Is it wrong that I find inflicting more Nightmare (cards) on all of you so enjoyable? Probably, but you know you love it really.
As we said in an earlier update, the Nightmare cards are a way to ramp up the difficulty of the game, or to simply add some perilous spice to your games. While a Darkness card might have a single enemy close in and fight our hero, a Nightmare card might have 2, or 3 surround him in a coordinated assault. Doubling effects is a simple way to make Solomon’s life very hard very quickly and doesn’t mean we need a load of extra rules to complicate things.
Nightmare cards also allow us some options which are simply too nasty to put on normal Darkness cards, such a removing all the stored Fate dice on everyone’s dashboards simultaneously, spawning more Shadows than you can normally have in play, removing Darkness cards from the deck (these work as the timer for a Chapter, so this is very bad indeed), or having some of Solomon’s allies run away…

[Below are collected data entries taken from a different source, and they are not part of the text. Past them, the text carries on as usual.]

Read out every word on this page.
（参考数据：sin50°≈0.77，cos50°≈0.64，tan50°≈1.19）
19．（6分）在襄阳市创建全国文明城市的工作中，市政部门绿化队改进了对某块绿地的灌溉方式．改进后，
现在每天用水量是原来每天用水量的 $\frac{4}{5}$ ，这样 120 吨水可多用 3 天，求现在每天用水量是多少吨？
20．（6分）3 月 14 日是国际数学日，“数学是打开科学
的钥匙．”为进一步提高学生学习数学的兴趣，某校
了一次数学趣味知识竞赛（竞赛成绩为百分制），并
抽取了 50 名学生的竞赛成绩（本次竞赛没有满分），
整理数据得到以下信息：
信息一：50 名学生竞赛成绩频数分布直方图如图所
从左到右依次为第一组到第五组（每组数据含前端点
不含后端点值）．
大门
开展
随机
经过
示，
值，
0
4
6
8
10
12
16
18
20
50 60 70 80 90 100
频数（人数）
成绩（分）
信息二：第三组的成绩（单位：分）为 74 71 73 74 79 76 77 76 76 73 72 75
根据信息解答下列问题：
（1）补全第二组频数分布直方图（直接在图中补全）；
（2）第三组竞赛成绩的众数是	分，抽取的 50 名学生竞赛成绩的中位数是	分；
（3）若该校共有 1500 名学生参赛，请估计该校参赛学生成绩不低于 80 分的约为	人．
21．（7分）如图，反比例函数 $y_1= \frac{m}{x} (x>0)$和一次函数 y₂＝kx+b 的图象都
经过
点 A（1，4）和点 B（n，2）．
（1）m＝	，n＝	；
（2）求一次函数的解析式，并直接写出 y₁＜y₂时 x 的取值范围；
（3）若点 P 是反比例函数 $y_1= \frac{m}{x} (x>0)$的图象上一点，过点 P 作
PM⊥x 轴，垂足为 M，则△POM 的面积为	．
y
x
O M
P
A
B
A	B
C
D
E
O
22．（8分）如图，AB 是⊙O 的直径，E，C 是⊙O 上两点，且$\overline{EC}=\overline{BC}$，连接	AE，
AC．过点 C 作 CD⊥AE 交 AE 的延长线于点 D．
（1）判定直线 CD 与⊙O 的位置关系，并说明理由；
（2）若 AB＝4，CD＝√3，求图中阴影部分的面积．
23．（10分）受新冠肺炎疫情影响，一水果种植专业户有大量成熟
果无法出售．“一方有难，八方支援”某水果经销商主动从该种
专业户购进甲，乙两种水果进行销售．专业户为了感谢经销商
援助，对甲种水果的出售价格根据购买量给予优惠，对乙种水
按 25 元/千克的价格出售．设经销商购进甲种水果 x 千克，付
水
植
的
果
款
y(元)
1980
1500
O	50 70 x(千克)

One the things these Nightmare cards do is help make the game (even) more replayable. When you’ve played through an Act a few times, seen most of the Chapter cards and Discovery cards, and think you’ve got the hang of it, then inserting these Nightmare cards will offer you a whole new challenge.

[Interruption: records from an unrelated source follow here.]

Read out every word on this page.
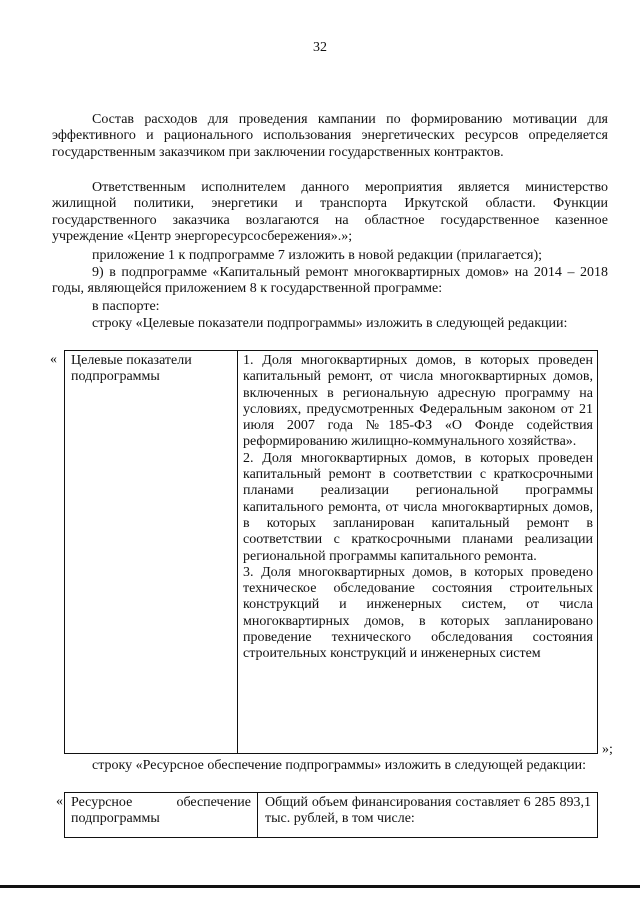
32
Состав расходов для проведения кампании по формированию мотивации для эффективного и рационального использования энергетических ресурсов определяется государственным заказчиком при заключении государственных контрактов.
Ответственным исполнителем данного мероприятия является министерство жилищной политики, энергетики и транспорта Иркутской области. Функции государственного заказчика возлагаются на областное государственное казенное учреждение «Центр энергоресурсосбережения».»;
приложение 1 к подпрограмме 7 изложить в новой редакции (прилагается);
9) в подпрограмме «Капитальный ремонт многоквартирных домов» на 2014 – 2018 годы, являющейся приложением 8 к государственной программе:
в паспорте:
строку «Целевые показатели подпрограммы» изложить в следующей редакции:
«	Целевые показатели подпрограммы

1. Доля многоквартирных домов, в которых проведен капитальный ремонт, от числа многоквартирных домов, включенных в региональную адресную программу на условиях, предусмотренных Федеральным законом от 21 июля 2007 года №185-ФЗ «О Фонде содействия реформированию жилищно-коммунального хозяйства».

2. Доля многоквартирных домов, в которых проведен капитальный ремонт в соответствии с краткосрочными планами реализации региональной программы капитального ремонта, от числа многоквартирных домов, в которых запланирован капитальный ремонт в соответствии с краткосрочными планами реализации региональной программы капитального ремонта.

3. Доля многоквартирных домов, в которых проведено техническое обследование состояния строительных конструкций и инженерных систем, от числа многоквартирных домов, в которых запланировано проведение технического обследования состояния строительных конструкций и инженерных систем

»;
строку «Ресурсное обеспечение подпрограммы» изложить в следующей редакции:
« Ресурсное обеспечение подпрограммы
Общий объем финансирования составляет 6 285 893,1 тыс. рублей, в том числе:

But that’s not all. You also unlocked the Dual-layered Dashboards!
For some reason, dual-layered dashboards make me way happier than makes any sense for a piece of cardboard. In the hope that you feel the same way, and we can spread some joy with our little game, this next stretch goal applies this marvellous technology to all of the big boards in the game. That means all 4 Virtue dashboards plus the stat track from the core box, plus Providence’s dashboard from Solo Mode Kane (and any more we may unlock in future stretch goals) – they all get the dual-layered treatment. Nice.
If any of you don’t know, dual-layered means just what it says: the board is made of two thicknesses of chunky card instead of one. By punching cutouts in the upper layer, you can have a board with recesses where you need to place cubes, tokens, or in our case, dice. And, for some reason, this really pleases the 5-year old child in me.
And is that it?
Nope. The next stretch goals form the start of another new Adventure. You guys have already roared through a whole new Act in the Witchfinder General, as well as Solo Mode Kane, plastic tokens, a stack of Nightmares, and more. There’s no stopping you! So what next? I think that it’s probably time to start a new Adventure. How about one with an Ogre?
Ogre is an interesting word, and one that any gamer with even a passing familiarity with fantasy gaming will know well. Apparently, it was first used in Solomon Kane’s time, in the wilds of rural France. And, coincidentally, that’s where we’re going now, for the opening of our new Adventure.
You have unlocked the new chapter cards, and next up is the stern looking baroness.